Il flauto e il tappeto, pubblicato da Cristina Campo nel 1971* è, secondo la definizione dell'autrice, “un piccolo tentativo di dissidenza dal gioco delle forze, una professione di incredulità nell’onnipotenza del visibile”
Il semplice atto del vedere non dà vera conoscenza se non ci “si solleva [dalla pura vista] alla percezione”, il che significa: “riconoscere ciò che soltanto ha valore, ciò che soltanto esiste veramente. E che altro veramente esiste - si domanda - in questo mondo se non ciò che non è di questo mondo?”
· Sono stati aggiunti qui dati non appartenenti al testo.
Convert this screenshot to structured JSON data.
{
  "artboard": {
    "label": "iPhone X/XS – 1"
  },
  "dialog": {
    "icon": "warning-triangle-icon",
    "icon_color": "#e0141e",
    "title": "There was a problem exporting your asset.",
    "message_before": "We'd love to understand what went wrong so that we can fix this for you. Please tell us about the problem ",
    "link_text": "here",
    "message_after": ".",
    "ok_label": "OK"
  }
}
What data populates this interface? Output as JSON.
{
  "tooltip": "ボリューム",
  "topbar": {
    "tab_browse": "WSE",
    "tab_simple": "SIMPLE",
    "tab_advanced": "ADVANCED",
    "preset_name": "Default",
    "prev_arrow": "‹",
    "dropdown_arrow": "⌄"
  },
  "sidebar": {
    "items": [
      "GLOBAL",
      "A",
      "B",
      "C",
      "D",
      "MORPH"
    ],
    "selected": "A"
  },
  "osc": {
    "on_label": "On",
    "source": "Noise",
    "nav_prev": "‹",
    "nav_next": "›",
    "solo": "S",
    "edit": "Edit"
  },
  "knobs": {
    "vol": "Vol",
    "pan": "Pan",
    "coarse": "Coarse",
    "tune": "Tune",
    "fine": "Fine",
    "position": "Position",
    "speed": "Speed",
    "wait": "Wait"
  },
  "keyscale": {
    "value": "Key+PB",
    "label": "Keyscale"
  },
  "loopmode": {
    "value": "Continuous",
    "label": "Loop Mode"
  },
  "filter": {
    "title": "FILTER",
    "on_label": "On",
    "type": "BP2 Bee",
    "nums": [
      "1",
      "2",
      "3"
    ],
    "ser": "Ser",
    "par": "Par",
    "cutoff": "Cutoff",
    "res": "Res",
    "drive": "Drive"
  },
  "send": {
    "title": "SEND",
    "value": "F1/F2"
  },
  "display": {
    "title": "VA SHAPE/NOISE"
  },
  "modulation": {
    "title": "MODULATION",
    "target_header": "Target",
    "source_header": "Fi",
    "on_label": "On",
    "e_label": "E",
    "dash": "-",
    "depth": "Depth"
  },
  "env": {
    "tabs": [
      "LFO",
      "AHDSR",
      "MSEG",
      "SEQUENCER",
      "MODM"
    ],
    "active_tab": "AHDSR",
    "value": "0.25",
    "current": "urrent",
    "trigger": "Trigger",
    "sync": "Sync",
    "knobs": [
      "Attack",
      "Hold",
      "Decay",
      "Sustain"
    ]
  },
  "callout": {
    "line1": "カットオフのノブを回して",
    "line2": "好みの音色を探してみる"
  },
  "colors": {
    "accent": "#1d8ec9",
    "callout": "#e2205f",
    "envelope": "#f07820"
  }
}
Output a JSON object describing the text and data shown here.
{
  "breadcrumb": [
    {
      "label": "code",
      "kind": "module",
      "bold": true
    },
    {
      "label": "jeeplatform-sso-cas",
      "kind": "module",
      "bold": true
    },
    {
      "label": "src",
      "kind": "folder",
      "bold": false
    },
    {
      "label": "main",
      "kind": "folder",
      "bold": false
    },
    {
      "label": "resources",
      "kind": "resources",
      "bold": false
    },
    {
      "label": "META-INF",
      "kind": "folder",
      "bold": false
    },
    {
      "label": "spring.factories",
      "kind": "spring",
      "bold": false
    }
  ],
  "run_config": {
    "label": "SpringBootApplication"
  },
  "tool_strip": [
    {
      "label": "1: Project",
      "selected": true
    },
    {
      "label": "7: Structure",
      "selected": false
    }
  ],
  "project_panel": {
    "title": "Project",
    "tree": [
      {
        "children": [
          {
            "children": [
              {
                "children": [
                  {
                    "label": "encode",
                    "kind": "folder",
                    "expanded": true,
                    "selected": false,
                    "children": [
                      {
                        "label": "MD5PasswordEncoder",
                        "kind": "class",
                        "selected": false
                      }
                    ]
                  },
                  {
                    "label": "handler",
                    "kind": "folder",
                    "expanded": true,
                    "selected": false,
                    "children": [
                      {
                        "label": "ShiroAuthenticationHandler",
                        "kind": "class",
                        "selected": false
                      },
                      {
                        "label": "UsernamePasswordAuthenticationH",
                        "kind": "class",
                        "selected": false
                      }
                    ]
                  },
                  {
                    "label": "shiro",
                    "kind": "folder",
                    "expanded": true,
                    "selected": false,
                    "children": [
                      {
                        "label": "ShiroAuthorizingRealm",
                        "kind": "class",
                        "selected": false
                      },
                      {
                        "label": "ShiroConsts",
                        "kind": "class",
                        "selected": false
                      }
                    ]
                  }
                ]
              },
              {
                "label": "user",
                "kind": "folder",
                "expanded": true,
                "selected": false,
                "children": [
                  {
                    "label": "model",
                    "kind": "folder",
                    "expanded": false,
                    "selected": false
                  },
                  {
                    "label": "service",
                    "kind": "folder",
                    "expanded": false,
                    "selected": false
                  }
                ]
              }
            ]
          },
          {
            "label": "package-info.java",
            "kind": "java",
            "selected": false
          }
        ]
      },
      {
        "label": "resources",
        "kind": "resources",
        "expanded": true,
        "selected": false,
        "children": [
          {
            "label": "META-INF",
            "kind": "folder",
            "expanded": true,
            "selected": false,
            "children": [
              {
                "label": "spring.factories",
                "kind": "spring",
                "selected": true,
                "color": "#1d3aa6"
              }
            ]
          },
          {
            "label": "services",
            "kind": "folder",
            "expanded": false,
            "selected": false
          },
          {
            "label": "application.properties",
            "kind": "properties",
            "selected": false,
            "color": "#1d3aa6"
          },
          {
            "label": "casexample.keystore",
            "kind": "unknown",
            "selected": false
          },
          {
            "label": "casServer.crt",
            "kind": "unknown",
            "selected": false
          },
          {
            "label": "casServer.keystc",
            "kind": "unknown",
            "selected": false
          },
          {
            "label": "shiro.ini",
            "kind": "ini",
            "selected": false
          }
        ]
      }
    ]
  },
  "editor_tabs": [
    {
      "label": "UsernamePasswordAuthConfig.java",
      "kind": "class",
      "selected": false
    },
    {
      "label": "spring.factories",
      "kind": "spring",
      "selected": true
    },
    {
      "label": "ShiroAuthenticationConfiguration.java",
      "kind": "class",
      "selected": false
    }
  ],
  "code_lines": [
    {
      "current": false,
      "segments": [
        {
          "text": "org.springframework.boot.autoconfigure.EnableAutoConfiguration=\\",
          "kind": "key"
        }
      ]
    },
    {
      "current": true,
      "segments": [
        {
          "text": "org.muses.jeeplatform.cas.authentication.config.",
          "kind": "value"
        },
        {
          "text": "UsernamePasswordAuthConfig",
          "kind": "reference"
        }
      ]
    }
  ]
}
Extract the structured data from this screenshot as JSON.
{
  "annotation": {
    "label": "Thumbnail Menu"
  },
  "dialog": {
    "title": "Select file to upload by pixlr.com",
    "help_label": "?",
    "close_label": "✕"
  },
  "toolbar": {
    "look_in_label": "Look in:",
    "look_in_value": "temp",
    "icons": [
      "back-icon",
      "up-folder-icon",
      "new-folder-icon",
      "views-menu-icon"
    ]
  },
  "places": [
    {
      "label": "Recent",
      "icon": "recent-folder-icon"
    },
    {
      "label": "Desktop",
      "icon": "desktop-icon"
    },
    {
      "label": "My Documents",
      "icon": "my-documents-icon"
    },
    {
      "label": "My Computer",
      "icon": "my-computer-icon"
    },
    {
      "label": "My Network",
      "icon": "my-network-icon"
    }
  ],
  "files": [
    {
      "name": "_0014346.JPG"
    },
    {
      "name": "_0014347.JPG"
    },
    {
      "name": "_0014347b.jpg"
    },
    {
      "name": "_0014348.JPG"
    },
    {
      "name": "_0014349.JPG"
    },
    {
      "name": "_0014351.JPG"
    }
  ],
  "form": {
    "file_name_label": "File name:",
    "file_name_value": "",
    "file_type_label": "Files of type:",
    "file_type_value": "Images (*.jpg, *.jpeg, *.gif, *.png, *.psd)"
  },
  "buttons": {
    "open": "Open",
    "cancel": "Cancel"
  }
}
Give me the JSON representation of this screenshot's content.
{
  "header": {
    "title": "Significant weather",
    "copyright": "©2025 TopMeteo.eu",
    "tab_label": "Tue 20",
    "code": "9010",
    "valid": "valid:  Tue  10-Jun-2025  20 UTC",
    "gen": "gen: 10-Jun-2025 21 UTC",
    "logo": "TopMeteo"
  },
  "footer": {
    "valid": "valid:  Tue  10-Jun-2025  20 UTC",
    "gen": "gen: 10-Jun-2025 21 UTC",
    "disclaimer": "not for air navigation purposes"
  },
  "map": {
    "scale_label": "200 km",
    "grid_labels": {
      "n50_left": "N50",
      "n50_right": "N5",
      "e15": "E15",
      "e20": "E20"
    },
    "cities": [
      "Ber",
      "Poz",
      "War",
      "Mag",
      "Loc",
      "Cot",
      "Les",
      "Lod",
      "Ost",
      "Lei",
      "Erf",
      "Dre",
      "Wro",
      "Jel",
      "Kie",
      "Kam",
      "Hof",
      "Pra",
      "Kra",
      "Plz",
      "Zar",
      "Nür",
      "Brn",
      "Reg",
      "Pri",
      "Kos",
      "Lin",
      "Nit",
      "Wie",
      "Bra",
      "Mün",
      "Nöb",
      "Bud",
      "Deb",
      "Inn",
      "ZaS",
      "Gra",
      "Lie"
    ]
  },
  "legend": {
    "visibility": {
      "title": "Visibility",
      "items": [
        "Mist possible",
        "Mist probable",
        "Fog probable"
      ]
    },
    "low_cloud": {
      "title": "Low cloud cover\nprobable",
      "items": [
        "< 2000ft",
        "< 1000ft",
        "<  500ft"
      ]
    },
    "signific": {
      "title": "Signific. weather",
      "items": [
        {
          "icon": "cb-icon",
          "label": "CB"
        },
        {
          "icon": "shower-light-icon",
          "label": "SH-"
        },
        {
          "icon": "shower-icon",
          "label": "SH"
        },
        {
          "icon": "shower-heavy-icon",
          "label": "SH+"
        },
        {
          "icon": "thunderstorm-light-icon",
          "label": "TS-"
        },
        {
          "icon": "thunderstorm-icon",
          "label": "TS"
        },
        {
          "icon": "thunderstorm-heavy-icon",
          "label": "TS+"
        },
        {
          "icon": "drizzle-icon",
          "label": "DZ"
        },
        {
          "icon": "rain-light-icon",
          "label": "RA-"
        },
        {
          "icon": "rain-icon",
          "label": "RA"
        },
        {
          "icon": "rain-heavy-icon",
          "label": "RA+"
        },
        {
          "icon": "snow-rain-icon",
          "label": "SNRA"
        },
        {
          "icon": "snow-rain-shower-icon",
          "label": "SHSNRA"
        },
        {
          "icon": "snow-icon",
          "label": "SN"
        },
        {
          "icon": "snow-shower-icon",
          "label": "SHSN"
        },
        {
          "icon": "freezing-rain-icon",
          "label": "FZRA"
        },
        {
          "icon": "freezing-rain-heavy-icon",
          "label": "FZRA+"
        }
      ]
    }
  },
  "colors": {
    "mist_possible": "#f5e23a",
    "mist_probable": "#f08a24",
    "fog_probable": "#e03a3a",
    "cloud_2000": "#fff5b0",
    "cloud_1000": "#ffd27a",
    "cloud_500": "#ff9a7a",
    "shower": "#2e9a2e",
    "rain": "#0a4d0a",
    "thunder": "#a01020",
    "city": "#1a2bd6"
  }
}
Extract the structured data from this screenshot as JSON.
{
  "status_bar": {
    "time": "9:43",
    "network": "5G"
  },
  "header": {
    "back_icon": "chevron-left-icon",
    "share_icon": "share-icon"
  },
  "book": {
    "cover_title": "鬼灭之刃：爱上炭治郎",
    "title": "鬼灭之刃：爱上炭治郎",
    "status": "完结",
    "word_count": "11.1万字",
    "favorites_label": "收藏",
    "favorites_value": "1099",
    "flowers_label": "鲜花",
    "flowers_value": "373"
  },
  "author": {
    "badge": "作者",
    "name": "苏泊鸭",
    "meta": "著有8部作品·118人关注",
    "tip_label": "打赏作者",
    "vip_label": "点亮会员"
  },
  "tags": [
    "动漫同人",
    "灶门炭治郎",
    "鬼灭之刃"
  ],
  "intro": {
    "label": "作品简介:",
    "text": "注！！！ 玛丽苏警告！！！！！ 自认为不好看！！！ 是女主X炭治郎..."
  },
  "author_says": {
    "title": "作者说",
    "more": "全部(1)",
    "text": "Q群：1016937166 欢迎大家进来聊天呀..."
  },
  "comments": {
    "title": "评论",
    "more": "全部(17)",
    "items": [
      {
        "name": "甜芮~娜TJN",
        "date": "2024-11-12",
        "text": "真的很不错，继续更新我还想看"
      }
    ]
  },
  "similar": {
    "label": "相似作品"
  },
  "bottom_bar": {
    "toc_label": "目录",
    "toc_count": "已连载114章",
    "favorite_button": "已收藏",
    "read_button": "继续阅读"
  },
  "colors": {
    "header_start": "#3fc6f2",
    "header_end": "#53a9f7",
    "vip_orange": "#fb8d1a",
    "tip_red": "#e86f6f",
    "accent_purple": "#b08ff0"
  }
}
Campo ricorre alla favola di Belinda e il Mostro per spiegare che quando Belinda passa dallo sguardo “con gli occhi della carne” alla percezione della bontà del mostro, si innamora di lui superando la ripugnanza iniziale provata nei suoi confronti e solo allora si compie la trasformazione del Mostro in principe, ora che a lui non è più necessaria alcuna magia per assicurarsi l’amore di Belinda.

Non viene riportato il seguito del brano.